What to learn

Posted on Sun 29 May 2022 in Leadership

Today is the end of the 4 day long weekend. I have had a great Sunday so far, and I still have time today to quickly jot down something for a daily blog post.

I spend time with the WWCode Frontend technical track community as a Leadership Fellow. During the beginning of this year 2022, I started a bi-weekly series called "What to Learn" to share ideas to learn new topics.

I was very happy with the outcome and this experiment that took place in Q1 2022.

What to learn - summary

I published 6 articles in this series, 3 of which were contributed by the wwcode frontend community. My goal was this to be a community led series and with 2 people coming forward to write 3 posts was a big win for me and goal accomplised for this experiment.

Personally, I learned and wrote about Serverless and also built a slack integration (aka bot) to bookmark articles shared in wwcode's frontend slack which were then consolidated into a blog post to showcase community's learnings.

Writing consistently is not easy

I have had many failed attempts in the past to publish content regularly. Given this history I was very cautious with this bi-weekly series and wanted to make sure this is a limited edition (for Q1 2022 only) and not to overwhelm myself.

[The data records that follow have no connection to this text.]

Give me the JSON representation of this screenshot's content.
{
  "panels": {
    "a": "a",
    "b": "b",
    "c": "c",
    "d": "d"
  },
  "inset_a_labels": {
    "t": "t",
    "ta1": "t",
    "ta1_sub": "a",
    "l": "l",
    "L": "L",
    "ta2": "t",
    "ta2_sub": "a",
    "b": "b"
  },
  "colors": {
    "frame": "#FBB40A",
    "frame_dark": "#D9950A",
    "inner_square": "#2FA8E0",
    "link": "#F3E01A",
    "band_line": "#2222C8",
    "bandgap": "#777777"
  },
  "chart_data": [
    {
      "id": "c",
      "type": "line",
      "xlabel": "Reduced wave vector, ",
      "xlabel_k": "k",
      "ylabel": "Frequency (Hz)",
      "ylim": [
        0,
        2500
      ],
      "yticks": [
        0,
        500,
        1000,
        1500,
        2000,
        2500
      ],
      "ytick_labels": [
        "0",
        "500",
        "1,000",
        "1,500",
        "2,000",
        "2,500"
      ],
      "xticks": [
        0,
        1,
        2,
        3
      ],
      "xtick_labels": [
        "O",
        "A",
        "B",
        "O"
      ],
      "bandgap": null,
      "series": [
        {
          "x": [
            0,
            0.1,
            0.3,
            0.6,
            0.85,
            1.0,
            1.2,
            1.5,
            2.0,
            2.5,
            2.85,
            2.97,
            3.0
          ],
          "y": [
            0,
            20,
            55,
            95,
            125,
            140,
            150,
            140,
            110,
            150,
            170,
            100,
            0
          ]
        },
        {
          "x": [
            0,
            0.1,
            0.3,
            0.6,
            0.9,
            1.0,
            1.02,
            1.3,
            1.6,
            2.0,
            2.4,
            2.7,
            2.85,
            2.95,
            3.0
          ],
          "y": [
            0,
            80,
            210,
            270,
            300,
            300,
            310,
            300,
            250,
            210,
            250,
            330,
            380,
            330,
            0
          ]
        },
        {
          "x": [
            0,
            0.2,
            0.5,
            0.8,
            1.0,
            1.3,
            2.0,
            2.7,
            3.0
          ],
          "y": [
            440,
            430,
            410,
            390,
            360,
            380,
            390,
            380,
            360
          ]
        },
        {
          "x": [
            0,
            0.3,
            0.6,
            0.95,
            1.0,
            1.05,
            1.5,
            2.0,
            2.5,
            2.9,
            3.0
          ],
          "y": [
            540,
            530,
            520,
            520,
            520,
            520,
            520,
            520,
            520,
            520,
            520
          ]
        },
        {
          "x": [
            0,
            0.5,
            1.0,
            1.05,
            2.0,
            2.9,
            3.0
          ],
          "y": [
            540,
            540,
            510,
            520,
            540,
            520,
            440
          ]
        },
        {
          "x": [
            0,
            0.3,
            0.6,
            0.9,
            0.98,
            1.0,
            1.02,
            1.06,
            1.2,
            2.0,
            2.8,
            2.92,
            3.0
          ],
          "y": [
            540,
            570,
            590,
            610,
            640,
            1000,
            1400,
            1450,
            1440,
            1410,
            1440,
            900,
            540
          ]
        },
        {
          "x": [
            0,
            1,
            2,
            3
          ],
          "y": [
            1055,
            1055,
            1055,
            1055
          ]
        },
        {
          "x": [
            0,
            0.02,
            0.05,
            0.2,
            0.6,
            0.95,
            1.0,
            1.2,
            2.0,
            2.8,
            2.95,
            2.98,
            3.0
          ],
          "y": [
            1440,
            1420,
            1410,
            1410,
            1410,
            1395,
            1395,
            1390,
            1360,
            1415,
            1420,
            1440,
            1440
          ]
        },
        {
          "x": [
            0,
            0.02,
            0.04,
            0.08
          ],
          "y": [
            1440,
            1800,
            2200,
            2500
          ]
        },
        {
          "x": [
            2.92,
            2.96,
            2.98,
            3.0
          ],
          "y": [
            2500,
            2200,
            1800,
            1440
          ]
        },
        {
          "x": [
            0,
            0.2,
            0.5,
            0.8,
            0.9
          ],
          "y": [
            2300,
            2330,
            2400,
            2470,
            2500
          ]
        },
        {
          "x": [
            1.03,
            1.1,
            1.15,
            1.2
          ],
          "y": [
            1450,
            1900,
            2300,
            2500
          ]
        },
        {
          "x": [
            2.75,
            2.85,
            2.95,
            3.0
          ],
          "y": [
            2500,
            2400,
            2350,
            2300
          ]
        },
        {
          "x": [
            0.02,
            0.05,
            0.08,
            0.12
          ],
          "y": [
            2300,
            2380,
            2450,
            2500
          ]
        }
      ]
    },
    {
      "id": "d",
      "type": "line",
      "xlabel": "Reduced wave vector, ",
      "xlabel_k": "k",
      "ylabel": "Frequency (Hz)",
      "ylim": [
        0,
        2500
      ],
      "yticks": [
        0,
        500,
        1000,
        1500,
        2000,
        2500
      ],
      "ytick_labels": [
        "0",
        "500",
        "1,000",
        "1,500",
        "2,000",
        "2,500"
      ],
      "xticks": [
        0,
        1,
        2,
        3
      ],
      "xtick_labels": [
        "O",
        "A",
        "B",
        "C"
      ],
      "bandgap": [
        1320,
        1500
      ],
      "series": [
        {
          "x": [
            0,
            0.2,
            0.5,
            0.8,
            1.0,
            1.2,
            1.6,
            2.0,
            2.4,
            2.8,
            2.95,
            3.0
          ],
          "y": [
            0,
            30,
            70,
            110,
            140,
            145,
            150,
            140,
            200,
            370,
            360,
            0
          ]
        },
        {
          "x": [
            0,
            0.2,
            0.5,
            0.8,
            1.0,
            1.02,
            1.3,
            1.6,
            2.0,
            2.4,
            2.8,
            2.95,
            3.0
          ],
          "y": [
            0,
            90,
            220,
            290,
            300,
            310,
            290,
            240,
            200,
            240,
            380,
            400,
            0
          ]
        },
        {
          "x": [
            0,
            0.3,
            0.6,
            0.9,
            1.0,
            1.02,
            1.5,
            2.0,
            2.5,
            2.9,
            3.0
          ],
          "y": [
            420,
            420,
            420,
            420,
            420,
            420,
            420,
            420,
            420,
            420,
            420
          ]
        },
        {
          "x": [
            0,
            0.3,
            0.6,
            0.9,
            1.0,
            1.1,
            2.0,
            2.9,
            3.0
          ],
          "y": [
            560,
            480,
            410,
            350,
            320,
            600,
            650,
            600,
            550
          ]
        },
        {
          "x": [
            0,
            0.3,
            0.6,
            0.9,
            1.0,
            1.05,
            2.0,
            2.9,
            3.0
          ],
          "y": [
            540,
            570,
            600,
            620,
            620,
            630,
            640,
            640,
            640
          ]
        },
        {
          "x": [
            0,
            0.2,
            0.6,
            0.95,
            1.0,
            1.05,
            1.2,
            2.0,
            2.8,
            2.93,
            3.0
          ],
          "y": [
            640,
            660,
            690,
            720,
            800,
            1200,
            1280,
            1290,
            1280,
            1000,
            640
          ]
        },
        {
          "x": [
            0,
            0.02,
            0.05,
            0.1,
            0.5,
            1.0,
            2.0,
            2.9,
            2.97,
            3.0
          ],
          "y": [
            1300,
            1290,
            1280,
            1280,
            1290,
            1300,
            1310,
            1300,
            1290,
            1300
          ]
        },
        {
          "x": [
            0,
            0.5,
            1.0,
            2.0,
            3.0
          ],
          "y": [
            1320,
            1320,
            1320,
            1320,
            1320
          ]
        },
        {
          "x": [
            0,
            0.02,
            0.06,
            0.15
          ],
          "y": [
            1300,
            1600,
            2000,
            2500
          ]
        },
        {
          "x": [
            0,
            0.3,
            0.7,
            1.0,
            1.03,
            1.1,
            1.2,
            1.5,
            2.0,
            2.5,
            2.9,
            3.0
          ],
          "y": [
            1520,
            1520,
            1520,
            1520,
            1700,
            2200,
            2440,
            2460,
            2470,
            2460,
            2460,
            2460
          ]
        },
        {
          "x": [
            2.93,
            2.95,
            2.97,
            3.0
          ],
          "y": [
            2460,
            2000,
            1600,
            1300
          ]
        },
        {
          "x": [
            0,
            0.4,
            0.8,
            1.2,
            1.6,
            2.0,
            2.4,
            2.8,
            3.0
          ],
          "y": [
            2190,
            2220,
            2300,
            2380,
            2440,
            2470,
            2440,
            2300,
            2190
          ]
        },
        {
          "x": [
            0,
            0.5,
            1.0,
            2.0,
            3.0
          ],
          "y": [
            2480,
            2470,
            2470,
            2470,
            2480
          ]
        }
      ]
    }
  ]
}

There were multiple times that I felt after the first month, i.e. after the first 2 posts in January, when I had to write in February I did not find the time, found 2 weeks was too short, and I had to push myself. This is where I encouraged folks from the community to write and was happy when 2 people expressed interest and wrote 3 posts.

I am on the 9th day of my daily writing spree. Fingers crossed that this becomes a daily habit!

How to find new topics to learn

In this post I have explained how to learn new topics or how not to give up on the learning.

While there is lot of advice on how to learn, the best way to learn new things is by doing.

During my time as a mentor for the MLH Fellowship, I met many interesting mentees. One of them was building a Github clone, i.e. his own version of Github and during my conversations with him I learned about monaco editor, the editor that powers VSCode!

This was a great example to find new topics to learn, i.e. identify topics from the daily things that we use.

I found this great resource to build your own version of x through my colleague during our 1:1.

How to find opensource projects to contribute

Similarly, if you want to contribute to opensource, the best way is to look for projects that you use on a daily basis.

For example, in the frontend world, look for Typescript's codebase, or even React or React Native's codebase.

Or eslint, babel, Jest, etc. All source code is there on Github and is a great way to look into the current issues on these projects and see if you can contribute or fix some good-first-bugs from these codebases.

If this is your first time contribution, then these are not recommended, it can be overwhelming. You can search for good first projects for first time opensource contributions and you can find a better list.